Tuesday, 30 July 2024
Adjournment
Wildlife crime
Wildlife crime
Georgie PURCELL (Northern Victoria) (17:52): (998) My adjournment matter is for the Minister for Environment, and the action I seek is for the reporting mechanisms and responsibilities of Crime Stoppers, Agriculture Victoria, RSPCA and the Victorian Conservation Regulator in dealing with reports of wildlife crime to be reviewed.
Crime Stoppers has a new campaign which says, ‘Wildlife Crime: It’s Your Call,’ except those calls have been coming in in the thousands for years and nothing has been done. The community is not to blame for the lack of prosecution on wildlife crime. For decades wildlife rescuers have been begging authorities to take their complaints seriously, pursuing all the reporting avenues to have crimes heard. Crime Stoppers itself has released that it received an 88 per cent increase in reports in the past year to wildlife authorities, yet it seems they continue to do nothing about it.
I have had countless constituents reach out to me filled with hopelessness after their reports of cruelty are handballed between Department of Energy, Environment and Climate Action, Crime Stoppers, RSPCA and Agriculture Victoria – all refusing to accept responsibility. For example, my constituent was seeking to report the use of illegal fruit netting and was first told by DEECA to report it to Crime Stoppers only to then be told by Crime Stoppers it is the RSPCA’s responsibility and that Agriculture Victoria would refer it on to them. The RSPCA then told her that they had no record of any complaint at all. With persistence the constituent, after re-reporting it to the RSPCA, found that the matter had been finalised, yet no action had been taken, and the illegal netting was still there in its place. This then sparked the constituent to lodge a freedom-of-information request into the number of complaints received by the RSPCA of illegal residential fruit netting since the introduction of the offence in 2019. She was told that they do not collect data on this at all. Again with resilience, my constituent lodged a new FOI request and was eventually provided with 13 recorded reports of illegal residential fruit netting, including dead and trapped-alive birds in the nets. No action was taken on any of these reports and no infringement notices have been handed out, despite the evidence of illegal activity.

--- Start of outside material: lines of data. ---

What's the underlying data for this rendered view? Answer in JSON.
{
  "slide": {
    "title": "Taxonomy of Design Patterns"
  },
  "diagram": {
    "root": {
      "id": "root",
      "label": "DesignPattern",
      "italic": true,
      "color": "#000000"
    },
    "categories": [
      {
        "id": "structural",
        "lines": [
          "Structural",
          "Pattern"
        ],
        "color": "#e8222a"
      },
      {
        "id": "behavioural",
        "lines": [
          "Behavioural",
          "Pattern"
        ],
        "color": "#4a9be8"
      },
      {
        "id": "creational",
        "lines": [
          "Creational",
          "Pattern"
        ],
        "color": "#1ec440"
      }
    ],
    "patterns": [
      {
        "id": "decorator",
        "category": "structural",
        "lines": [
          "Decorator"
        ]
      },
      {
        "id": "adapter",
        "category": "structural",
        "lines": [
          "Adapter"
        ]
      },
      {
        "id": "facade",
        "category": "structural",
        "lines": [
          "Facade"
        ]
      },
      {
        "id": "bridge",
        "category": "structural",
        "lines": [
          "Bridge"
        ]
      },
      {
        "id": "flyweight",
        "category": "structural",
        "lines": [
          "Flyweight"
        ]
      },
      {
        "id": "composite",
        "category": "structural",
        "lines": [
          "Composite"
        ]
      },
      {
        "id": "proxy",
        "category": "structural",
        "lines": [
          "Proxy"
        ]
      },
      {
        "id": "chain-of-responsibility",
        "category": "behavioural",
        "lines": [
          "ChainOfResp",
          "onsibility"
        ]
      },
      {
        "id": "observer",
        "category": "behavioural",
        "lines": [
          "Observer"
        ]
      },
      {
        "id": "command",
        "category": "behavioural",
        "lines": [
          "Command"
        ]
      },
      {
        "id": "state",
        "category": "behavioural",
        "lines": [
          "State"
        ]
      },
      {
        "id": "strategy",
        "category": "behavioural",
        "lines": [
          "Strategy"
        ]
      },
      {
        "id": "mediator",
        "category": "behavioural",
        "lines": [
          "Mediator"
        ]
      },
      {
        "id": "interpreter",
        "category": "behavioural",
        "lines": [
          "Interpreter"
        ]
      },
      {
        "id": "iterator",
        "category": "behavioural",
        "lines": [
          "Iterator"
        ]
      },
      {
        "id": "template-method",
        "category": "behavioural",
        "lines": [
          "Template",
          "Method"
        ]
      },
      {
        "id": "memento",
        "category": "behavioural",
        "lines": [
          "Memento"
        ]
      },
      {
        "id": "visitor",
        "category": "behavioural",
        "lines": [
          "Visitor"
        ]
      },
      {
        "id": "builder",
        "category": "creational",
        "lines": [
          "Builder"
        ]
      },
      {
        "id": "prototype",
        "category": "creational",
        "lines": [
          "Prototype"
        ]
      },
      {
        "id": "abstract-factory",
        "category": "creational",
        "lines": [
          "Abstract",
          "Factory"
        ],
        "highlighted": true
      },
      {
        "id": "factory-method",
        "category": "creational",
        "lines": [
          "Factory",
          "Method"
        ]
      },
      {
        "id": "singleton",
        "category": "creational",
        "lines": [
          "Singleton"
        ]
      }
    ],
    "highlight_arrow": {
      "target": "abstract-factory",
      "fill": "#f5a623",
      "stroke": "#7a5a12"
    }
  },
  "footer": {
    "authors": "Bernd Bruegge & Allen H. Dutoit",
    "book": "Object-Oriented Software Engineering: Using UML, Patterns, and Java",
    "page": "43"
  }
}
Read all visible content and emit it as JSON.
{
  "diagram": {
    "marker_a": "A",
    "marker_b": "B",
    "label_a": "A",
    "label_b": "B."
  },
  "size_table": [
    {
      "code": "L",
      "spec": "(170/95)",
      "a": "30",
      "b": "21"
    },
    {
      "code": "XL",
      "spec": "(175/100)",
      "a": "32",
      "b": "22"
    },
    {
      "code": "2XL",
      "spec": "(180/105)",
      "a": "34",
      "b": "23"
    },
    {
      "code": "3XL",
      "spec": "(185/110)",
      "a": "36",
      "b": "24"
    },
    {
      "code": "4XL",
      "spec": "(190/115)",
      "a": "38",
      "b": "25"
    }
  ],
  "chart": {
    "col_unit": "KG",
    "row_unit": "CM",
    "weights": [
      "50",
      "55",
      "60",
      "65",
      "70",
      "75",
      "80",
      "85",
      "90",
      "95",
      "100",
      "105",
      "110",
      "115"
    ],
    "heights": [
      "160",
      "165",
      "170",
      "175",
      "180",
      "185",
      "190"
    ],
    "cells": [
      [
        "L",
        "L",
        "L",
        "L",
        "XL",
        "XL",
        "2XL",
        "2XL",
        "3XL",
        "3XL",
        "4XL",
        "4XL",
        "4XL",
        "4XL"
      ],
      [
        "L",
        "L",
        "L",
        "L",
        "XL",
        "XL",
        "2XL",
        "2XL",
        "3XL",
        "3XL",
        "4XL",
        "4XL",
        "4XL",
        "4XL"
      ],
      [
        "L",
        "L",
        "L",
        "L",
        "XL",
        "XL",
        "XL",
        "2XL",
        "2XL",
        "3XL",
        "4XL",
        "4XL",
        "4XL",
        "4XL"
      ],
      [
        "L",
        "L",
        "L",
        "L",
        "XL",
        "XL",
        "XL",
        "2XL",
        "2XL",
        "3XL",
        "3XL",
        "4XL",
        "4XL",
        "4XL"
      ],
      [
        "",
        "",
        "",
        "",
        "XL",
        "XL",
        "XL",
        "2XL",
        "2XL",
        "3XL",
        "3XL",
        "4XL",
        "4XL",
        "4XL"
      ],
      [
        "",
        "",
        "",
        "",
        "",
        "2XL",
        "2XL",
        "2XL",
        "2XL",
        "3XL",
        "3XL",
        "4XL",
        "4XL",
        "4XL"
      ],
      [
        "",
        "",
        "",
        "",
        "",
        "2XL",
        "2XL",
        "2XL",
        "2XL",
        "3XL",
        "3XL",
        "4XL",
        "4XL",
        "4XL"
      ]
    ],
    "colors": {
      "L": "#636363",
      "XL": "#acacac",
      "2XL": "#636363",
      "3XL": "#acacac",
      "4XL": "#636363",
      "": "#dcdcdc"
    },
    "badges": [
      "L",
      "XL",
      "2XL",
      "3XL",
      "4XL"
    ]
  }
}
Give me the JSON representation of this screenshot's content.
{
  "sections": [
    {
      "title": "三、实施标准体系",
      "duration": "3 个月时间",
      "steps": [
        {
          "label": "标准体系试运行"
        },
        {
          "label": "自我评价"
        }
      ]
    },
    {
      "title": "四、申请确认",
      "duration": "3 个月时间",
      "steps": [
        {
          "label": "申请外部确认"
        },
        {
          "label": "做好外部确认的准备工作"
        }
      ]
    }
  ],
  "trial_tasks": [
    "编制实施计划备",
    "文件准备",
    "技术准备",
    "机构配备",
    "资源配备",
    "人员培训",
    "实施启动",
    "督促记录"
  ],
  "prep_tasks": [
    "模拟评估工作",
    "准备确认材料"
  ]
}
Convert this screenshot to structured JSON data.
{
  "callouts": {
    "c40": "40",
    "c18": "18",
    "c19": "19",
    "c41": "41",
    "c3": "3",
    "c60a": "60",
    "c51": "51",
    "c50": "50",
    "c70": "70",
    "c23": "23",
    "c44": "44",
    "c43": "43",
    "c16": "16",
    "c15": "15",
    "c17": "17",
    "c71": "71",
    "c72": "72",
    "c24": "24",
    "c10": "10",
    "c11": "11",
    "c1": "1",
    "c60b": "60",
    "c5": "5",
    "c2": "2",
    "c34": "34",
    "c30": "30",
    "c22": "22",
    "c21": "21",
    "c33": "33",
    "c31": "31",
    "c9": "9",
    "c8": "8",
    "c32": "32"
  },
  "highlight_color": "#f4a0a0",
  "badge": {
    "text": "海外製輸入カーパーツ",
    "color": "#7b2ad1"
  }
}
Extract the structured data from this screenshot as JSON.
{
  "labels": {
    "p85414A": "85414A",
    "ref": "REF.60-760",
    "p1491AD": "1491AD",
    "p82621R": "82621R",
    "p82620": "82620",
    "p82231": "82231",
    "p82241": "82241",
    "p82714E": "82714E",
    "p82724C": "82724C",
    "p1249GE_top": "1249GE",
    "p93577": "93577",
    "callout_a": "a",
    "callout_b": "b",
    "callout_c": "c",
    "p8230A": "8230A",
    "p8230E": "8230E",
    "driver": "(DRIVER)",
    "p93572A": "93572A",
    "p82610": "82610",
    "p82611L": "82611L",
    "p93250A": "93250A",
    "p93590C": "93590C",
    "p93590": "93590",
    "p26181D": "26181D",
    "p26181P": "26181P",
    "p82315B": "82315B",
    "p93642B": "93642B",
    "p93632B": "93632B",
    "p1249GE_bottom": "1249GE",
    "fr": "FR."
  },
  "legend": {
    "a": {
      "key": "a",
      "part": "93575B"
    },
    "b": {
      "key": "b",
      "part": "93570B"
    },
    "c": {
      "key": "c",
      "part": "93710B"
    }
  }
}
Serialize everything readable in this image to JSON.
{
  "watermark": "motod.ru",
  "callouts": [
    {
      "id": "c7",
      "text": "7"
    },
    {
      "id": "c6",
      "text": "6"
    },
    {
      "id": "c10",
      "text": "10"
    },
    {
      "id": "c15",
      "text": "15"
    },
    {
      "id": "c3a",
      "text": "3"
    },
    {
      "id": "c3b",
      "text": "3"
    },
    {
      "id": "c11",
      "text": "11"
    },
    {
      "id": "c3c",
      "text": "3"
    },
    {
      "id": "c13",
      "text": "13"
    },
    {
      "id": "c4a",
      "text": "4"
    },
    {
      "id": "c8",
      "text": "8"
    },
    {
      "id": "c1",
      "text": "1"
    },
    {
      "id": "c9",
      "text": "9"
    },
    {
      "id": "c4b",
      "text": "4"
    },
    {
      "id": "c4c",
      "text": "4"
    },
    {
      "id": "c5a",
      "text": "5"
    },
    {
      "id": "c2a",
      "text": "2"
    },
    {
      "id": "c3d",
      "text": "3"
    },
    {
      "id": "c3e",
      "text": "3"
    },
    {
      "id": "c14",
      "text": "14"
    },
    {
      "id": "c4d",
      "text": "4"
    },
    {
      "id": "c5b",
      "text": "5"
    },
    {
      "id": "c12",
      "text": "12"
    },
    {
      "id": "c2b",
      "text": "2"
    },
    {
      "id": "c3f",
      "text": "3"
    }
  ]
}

The problem is not that the public are not reporting wildlife crime and need to be encouraged to do so. The problem is that the various agencies cannot work together and have no idea who is responsible for what when it comes to wildlife welfare. I hope that instead of blaming the community the Minister for Environment can ensure Crime Stoppers Victoria and the conservation regulator recognise their roles in wildlife crime and review this reporting process and the level of prosecution.